Melalui SiMolek ini, dalam melakukan monitoring dan evaluasi secara elektronik tahapan penyusunan dan penetapan peraturan daerah tentang Pertanggungjawaban Pelaksanaan APBD, diberikan kewenangan kepada Gubernur selaku wakil pemerintah pusat untuk melakukan verifikasi terhadap dokumen yang telah disampaikan pemerintah kabupaten/kota, selanjutnya hasil verifikasi provinsi terhadap kabupaten/kota secara otomatis terlaporkan pada dashboard Simolek secara Nasional.

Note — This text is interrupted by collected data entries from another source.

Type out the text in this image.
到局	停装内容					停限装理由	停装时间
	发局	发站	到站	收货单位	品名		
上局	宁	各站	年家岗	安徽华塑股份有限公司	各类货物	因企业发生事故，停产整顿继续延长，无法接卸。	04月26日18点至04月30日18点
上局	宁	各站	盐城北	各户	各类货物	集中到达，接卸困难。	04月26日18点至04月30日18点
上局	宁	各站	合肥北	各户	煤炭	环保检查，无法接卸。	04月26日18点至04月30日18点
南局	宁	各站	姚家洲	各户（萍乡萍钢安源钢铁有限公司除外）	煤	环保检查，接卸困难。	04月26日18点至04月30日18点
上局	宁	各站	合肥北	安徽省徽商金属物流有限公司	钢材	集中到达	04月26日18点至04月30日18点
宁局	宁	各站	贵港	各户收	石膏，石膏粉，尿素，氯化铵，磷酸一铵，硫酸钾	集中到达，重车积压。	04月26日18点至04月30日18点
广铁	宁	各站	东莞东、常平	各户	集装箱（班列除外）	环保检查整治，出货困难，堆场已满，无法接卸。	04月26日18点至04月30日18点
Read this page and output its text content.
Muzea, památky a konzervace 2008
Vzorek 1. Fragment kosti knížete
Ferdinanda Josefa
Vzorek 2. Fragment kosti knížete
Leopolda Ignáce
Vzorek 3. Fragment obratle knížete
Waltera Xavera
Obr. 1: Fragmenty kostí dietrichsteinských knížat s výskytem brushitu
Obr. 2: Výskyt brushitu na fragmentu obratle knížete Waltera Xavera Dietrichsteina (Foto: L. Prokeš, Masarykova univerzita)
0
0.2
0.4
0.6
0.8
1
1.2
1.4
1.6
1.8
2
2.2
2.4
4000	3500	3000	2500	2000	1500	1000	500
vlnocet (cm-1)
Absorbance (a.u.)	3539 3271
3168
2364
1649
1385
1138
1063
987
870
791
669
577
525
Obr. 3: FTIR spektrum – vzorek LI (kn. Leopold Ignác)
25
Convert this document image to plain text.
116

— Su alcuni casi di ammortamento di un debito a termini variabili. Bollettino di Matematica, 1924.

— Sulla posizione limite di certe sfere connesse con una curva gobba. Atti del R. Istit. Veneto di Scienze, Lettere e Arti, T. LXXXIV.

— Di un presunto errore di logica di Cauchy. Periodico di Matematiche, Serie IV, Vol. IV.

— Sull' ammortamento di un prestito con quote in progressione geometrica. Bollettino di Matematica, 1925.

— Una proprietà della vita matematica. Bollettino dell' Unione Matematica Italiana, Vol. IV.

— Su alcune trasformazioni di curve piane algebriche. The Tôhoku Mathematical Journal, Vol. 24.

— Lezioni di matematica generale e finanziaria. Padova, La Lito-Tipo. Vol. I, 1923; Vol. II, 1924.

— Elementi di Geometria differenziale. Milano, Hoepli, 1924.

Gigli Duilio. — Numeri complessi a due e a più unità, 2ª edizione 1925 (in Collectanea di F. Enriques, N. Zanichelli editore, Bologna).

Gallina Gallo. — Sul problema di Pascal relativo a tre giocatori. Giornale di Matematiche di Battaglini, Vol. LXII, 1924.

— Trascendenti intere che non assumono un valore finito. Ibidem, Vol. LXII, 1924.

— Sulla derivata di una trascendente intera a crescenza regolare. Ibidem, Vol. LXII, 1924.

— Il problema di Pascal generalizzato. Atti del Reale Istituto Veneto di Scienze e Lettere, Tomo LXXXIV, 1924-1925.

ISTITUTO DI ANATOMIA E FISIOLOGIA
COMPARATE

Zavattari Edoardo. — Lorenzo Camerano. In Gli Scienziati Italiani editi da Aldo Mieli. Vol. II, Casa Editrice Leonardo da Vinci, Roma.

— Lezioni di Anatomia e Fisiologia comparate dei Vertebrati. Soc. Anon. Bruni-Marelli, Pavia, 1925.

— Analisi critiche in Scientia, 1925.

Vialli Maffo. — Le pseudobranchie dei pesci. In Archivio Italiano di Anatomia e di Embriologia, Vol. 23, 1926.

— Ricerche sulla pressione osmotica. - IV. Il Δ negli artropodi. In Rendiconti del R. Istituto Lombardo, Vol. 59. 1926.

“Hasilnya secara Nasional dilaporkan secara berkala kepada Menteri Dalam Negeri sebagai masukan untuk menjadi salah satu dasar pengambilan kebijakan dalam penyusunan dan penyempurnaan regulasi pengelolaan keuangan daerah,” tambah Sumule lagi.

Selain digunakan sebagai sarana komunikasi, SiMolek juga dapat digunakan sebagai media arsip dokumen-dokumen terkait dengan pengelolaan keuangan daerah.

“Diminta kepada pemerintah daerah untuk menugaskan satu orang pejabat/staf sebagai PIC”, ungkap Sumule.

Dalam implementasi SiMolek, Pemerintah Provinsi maupun pemerintah Kabupaten/Kota untuk menugaskan satu orang Pejabat/staf sebagai penghubung/Person in Charge (PIC). Penghubung/PIC pada pemerintah provinsi melakukan verifikasi terhadap dokumen yang disampaikan oleh pemerintah Kabupaten/Kota diwilayahnya, juga sebagai PIC dalam menyampaikan dokumen tahapan penyusunan dan penetapan peraturan daerah tentang Pertanggungjawaban Pelaksanaan APBD kepada Menteri Dalam Negeri.

Sedangkan PIC Pemerintah Kabupaten/Kota bertugas hanya menyampaikan dokumen tahapan penyusunan dan penetapan peraturan daerah tentang Pertanggungjawaban Pelaksanaan APBD kepada provinsi melalui SiMolek.